Children (below 21 years of age and unmarried) of the Filipino spouse are also eligible to apply for IR visas if individual petitions are filed on their behalf by the U.S. citizen spouse. Under U.S. immigration law, only children under the age of 18 at the time their natural parent married a U.S. citizen are considered “step-children” for immigration purpose. Children who were 18 years or older at the time of the marriage may not be petitioned as step-children. They may be petitioned by the Filipino parent after he/she becomes a lawful permanent resident (LPR) of the United States.
The CR Visa
If the basis for immigration is a marriage that was entered into less than two years prior to the date of the visa issuance and the petition that was filed is an I-130, the spouse of a U.S. citizen or the child of a U.S. citizen is classified as conditional immigrant at the time of visa issuance. The visa category for the spouse is CR1 while that of the child is CR2.

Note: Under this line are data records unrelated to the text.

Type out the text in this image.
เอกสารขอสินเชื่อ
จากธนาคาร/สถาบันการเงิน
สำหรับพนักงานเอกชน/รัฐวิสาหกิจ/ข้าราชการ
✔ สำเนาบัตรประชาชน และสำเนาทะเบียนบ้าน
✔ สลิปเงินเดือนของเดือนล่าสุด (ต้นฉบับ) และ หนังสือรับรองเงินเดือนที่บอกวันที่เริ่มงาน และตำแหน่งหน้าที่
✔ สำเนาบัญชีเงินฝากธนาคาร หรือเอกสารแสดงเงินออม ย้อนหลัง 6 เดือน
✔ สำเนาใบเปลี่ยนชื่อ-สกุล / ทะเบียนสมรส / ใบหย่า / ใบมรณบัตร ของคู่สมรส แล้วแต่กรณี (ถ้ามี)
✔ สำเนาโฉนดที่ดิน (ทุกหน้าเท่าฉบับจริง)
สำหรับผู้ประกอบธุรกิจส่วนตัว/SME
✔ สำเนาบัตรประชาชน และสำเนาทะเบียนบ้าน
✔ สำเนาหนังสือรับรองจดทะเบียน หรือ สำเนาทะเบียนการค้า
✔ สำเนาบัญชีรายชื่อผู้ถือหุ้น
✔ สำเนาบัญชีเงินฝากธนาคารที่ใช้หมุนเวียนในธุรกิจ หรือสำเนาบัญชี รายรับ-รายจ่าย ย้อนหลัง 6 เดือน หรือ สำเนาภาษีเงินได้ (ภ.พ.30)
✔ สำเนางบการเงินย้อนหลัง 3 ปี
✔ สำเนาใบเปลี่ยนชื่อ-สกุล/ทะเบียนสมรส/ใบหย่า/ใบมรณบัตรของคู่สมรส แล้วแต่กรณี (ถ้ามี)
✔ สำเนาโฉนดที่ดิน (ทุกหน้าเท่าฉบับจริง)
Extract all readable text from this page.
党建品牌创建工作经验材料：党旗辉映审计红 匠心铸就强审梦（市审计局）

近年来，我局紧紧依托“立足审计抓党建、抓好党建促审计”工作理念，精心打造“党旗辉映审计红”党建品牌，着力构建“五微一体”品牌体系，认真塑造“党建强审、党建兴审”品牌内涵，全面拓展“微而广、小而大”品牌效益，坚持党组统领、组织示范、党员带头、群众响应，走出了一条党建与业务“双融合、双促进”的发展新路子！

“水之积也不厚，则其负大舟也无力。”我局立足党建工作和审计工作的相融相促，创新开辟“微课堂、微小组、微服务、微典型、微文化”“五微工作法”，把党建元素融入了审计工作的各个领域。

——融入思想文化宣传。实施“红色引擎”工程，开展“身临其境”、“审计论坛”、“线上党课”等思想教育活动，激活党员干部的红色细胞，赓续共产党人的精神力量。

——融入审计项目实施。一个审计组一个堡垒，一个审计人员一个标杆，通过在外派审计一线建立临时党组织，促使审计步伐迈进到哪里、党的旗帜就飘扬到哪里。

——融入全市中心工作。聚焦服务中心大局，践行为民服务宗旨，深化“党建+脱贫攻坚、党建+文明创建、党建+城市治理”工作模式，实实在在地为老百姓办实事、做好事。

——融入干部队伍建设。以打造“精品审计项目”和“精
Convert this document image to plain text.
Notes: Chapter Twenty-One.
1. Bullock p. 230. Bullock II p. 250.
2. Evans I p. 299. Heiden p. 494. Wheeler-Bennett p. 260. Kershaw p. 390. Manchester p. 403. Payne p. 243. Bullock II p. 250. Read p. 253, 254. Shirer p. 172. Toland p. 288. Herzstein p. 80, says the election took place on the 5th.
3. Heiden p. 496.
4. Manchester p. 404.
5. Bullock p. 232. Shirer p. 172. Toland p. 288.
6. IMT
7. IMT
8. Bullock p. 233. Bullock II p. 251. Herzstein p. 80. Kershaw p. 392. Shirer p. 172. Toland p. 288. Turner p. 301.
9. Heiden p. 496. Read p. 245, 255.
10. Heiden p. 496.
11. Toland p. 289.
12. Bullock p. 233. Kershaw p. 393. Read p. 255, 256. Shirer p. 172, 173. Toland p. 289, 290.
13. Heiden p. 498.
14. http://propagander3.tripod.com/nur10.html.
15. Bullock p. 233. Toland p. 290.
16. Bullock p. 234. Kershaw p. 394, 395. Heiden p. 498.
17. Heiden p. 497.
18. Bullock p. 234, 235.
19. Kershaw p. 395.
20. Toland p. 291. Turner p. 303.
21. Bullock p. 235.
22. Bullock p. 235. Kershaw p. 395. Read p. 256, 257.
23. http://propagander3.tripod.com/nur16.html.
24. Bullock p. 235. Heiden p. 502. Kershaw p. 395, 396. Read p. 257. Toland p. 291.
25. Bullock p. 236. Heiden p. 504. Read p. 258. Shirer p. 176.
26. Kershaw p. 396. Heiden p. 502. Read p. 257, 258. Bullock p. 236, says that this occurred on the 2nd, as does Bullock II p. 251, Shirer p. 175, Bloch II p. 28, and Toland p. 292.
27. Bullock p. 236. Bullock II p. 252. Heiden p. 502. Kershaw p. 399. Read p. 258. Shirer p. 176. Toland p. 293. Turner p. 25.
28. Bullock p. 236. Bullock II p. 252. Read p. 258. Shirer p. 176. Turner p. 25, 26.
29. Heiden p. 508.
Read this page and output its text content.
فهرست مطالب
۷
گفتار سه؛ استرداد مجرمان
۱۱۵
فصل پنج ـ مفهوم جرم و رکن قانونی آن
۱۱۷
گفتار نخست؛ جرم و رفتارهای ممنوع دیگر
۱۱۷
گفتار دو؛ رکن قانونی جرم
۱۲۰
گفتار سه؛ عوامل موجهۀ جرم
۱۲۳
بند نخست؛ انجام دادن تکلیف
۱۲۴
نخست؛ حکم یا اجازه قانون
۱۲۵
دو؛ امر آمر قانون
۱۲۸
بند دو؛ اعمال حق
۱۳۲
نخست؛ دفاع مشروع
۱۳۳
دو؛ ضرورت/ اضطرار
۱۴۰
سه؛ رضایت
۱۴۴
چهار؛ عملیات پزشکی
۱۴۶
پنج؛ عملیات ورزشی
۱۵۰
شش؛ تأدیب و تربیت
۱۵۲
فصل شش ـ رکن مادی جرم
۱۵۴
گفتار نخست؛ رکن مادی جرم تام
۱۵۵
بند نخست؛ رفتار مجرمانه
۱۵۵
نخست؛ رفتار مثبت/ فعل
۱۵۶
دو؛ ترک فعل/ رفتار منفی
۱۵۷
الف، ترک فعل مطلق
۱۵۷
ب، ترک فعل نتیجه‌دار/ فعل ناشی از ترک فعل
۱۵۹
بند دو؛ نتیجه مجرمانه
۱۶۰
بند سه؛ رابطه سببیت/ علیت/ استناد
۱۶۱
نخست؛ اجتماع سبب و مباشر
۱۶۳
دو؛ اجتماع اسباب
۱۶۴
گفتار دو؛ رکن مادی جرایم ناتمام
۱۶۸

The K (Non-Immigrant) Visa
The K visa is a non-immigrant visa. It does not automatically grant U.S. citizenship or lawful permanent resident (LPR) status to the beneficiaries. Those who qualify for K visas will be able to join their partners in the United States as a non-immigrant, without the potentially long period of separation during the petition process. They will need to adjust their immigration status in the United States to become lawful permanent residents.
When both petitions have been approved by U.S. Citizenship and Immigration Services (USCIS) and sent to the National Visa Center (NVC) or when USCIS approves the I-130 before the I-129F, the availability of, as well as the need for, a non-immigrant K-3 visa ends.
The NVC is currently automatically converting up to 85% of K-3 visa petition to CR-1 Spousal visa petitions.
If the NVC receives both an approved I-130 petition and an approved I-129F petition: The non-immigrant K-3 visa case will be administratively closed.
K3 visas take just as long as CR1 visas to get approved.
The K3 visa is no longer be a viable option. We recommend the CR-1 Spousal Visa. To learn more about the CR-1 or IR-1 (depending on length of marriage).
The huge advantage that the CR-1 visa has over the K-3 visa is that with the CR-1 you automatically get a Green Card once in the United States (Usually within 1 month) without you having to do anything. With the K-3 visa you must file an adjust your status once in the United States to receive a Green Card. The process can take 6 months or more to get a green card.